There was only one thing to do. I needed to make myself useful to him again. If he thought I was dispensable, he would dispose of me without question and I couldn’t let that happen.

I turned back to Engel, my eyes forged in remorse. “I’m no good to you dead,” I pointed out self-servingly. “I can make it up to you. I can make it worth your while.”

“I’m listening.”

“You came here for the Amulet, right? Well I know where it is. I can get it back for you.” I knew I was making a deal with the devil but I was desperate. “That’s what you want, isn’t it?”

“It is,” he nodded. “And to acquaint myself with you, of course.”

“Why?” I flinched back, disturbed by this unfortunate turn of events. “I’m nothing. I’m just a girl.”

“That is as far from the truth as one could get. A rare magical being is amongst us,” he crowed, turning to the men behind him now. “One whose blood can cease death.”

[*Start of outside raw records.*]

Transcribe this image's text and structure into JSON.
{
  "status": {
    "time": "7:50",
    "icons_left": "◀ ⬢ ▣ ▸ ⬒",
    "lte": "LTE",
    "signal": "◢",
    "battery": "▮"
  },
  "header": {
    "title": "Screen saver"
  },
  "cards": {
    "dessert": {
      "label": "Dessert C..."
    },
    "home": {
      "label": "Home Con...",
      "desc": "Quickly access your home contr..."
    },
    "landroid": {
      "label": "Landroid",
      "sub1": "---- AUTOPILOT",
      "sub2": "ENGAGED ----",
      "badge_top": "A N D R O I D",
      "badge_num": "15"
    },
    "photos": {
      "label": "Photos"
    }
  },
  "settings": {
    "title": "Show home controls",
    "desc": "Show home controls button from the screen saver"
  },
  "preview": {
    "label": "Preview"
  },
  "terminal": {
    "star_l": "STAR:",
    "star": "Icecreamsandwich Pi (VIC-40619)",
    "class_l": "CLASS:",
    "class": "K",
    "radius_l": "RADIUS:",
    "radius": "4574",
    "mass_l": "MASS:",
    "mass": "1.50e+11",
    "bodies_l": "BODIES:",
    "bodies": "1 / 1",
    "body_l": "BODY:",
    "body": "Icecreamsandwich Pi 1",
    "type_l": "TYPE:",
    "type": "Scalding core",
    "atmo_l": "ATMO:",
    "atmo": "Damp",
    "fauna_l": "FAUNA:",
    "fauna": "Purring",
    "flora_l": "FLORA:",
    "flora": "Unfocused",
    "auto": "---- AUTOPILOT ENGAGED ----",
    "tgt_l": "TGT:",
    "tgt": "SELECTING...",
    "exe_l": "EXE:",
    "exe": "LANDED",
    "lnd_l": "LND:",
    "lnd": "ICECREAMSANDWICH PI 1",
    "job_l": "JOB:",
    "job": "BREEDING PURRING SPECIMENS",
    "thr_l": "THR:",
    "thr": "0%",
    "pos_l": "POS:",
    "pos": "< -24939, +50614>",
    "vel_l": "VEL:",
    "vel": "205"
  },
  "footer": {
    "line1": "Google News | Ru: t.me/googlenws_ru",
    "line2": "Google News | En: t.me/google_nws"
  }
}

His men cheered in excitement. 

“What makes you so certain it was because of her?” argued Dominic. “I’ve tasted her blood before. There was hardly anything exceptional about it.”

Liar, I thought. I clearly remembered him blissfully staggering around like a complete drunk.

“I’ve dethroned more than my share of Slayers,” said Engel, proud of his past conquests. “I know a Slayer’s blood, and that, old friend, is not one.”